In 1900, Nain was approached by Michael Noctor, then the director of the St. Joseph's Institution to design an extension for the school. The extension, completed in 1903, included two curved wings and a "silvery dome". The extension gave the school a "baroque appearance" and a "resemblance to Saint Peter's in Rome. The newly extended building was hailed as "one of the most beautiful buildings in the East at that time." It was designated a national monument in 1992. In 1904, Nain was assigned to Seremban. While there, he worked on the St. Paul's Institution. He returned to France for two years in 1907. While on leave, he established a branch of the Convent of the Holy Infant Jesus for the training of Irish nuns who were to leave for British Malaya. Nain returned to Singapore in 1909 and was appointed the priest of the Cathedral of the Good Shepherd, a role which he held until 1913. He succeeded Father Henri-Pierre Rivet in this position. He designed and built a new presbytery. In 1912, he began raising funds for a Bevington & Sons pipe organ, which arrived the following year. It remains the oldest pipe organ in Singapore and possibly in Southeast Asia. He was also responsible for installing electric lights and fans in the cathedral. In this period, Nain designed a holiday home for the Brothers of the Christian Schools in Singapore in Katong. This later became Saint Patrick's School.

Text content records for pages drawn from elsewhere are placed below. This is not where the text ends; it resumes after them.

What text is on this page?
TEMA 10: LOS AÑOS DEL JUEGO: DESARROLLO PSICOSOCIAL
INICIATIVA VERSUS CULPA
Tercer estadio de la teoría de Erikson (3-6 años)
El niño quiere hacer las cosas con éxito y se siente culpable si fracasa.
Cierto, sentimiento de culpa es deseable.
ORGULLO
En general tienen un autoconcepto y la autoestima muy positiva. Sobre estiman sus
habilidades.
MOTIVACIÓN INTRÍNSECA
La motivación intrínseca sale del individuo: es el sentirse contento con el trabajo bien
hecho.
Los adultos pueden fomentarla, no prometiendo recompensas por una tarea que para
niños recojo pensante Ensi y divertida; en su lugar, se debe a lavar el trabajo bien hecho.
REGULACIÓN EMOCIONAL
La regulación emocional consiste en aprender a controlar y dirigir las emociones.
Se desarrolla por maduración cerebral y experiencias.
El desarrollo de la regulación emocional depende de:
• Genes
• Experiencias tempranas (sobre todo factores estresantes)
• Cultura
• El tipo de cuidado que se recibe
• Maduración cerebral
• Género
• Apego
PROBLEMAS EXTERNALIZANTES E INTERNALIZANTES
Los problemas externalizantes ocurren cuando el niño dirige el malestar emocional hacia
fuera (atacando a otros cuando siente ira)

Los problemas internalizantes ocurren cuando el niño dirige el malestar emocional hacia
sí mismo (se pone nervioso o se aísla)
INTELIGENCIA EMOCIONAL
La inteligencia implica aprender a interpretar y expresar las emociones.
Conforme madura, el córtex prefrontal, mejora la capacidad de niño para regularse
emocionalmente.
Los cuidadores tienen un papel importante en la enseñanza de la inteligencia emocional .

==Personal life and death==
Nain returned to France in 1913 seeking treatment for a "bad attack of the sprue." By then, his health "had been failing for some time." However, World War I broke out the following year and Nain enlisted in the military as a nurse. He then "fell dangerously ill with a serious heart condition", which led to his death at the military hospital in Vichy on 28 June 1916. He was buried at the Cemetery of Farges-lès-Mâcon. His name is listed on The Cenotaph.